EPIIC, the Center for Interdisciplinary Studies at Tufts University, and the Departments of Music and Drama and Dance adapted the atelier model (French for an artist's studio) to bring together students, faculty, and visiting artists to explore the collaborative process in the arts through seminars and performances. Examining the linkages between theater and politics and looking at theater as a vehicle for social change afforded students and the public the opportunity to experience the power of theater in expressing political experiences, political ideas, and social action.

The project's thematic focus was to resonate and honor refugees voices through the dramatization of their stories. It dramatized women's and children's voices of The Suitcase: Refugee Voices From Bosnia and Croatia , as well as other refugee/immigrant experiences gathered from other sources such as UNHCR publications.

The student drama group Pen, Paint & Pretzels put together a stark and powerful performance with the assistance of Erika Munk, Professor of Drama at Yale University and Judith Williams of Tufts' Drama Department. Ms. Munk travelled to Tufts three times to work with the students, as well as to give a public lecture on "War, Refugees, and Theater". She said, "The performance itself, using all the means the seminars have found, makes refugee voices newly clear to an audience composed of many communities -- including refugees now living in the Boston area, people whose new neighbors are these refugees, everyone who interacts with them and needs the sensitivity and historical knowledge to do so wisely and humanely."

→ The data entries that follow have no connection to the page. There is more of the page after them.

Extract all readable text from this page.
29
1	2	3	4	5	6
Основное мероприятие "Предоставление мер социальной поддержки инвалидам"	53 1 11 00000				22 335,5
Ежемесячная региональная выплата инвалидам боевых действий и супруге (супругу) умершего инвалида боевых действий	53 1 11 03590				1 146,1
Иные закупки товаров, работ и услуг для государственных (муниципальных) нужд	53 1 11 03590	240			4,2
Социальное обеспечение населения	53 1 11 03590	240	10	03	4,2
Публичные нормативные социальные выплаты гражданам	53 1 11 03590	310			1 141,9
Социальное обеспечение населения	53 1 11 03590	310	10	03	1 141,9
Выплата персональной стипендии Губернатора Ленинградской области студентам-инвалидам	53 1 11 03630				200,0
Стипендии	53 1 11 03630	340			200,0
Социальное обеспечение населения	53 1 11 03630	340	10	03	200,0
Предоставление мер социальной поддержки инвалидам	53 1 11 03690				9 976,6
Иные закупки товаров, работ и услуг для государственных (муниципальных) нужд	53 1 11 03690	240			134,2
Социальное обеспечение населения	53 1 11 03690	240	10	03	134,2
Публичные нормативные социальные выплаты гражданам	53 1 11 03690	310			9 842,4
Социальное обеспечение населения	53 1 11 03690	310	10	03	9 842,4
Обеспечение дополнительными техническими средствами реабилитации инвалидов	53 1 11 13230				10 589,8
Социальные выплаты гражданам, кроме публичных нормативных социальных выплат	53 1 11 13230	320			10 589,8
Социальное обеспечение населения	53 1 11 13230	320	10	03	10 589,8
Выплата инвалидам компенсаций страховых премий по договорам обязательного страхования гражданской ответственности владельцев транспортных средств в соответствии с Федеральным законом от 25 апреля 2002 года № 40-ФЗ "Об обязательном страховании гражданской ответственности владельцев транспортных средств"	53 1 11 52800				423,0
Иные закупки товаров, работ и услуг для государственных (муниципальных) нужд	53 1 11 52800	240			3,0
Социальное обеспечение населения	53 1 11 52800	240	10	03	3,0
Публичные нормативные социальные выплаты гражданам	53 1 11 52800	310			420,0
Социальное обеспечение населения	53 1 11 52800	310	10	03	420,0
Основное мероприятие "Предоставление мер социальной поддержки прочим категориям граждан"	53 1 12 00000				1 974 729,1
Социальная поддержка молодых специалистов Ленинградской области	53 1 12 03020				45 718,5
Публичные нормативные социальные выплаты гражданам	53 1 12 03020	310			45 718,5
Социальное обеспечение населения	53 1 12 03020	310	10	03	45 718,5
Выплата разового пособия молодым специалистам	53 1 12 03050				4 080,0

The program opened with the poetry of Nthabiseng Mabuza, a South African student at Brandeis University who is seeking political asylum in the United States. Mr. Krzysztof Wodiczko, a Fellow at the Center for Advanced Visual Studies at MIT, Head of the Interrogative Design Group, and the Creator of Xenology: Immigrant Instruments, then spoke on the work that he has done to give refugees and immigrants their voices in their new countries.


Krzysztof Wodiczko

Krzysztof Wodiczko is a specialist in creating art that demonstrates the alienation that foreigners experience when exposed to a new culture, and attempting to demonstrate ways in which people of different cultures can connect and communicate. Below is one of his creations, a device which interferes with what users hear, as well as altering their voices and the visible movements of their mouths.

Ms. Mabuza reads some of her poetry.

Ms. Munk, who is also the Editor of Theater Magazine, and Julie Mertus, Professor of Law at Emory University and the Co-Editor of The Suitcase: Refugee Voices from Bosnia and Croatia, followed Mr. Wodiczko by providing a context for the performance pieces.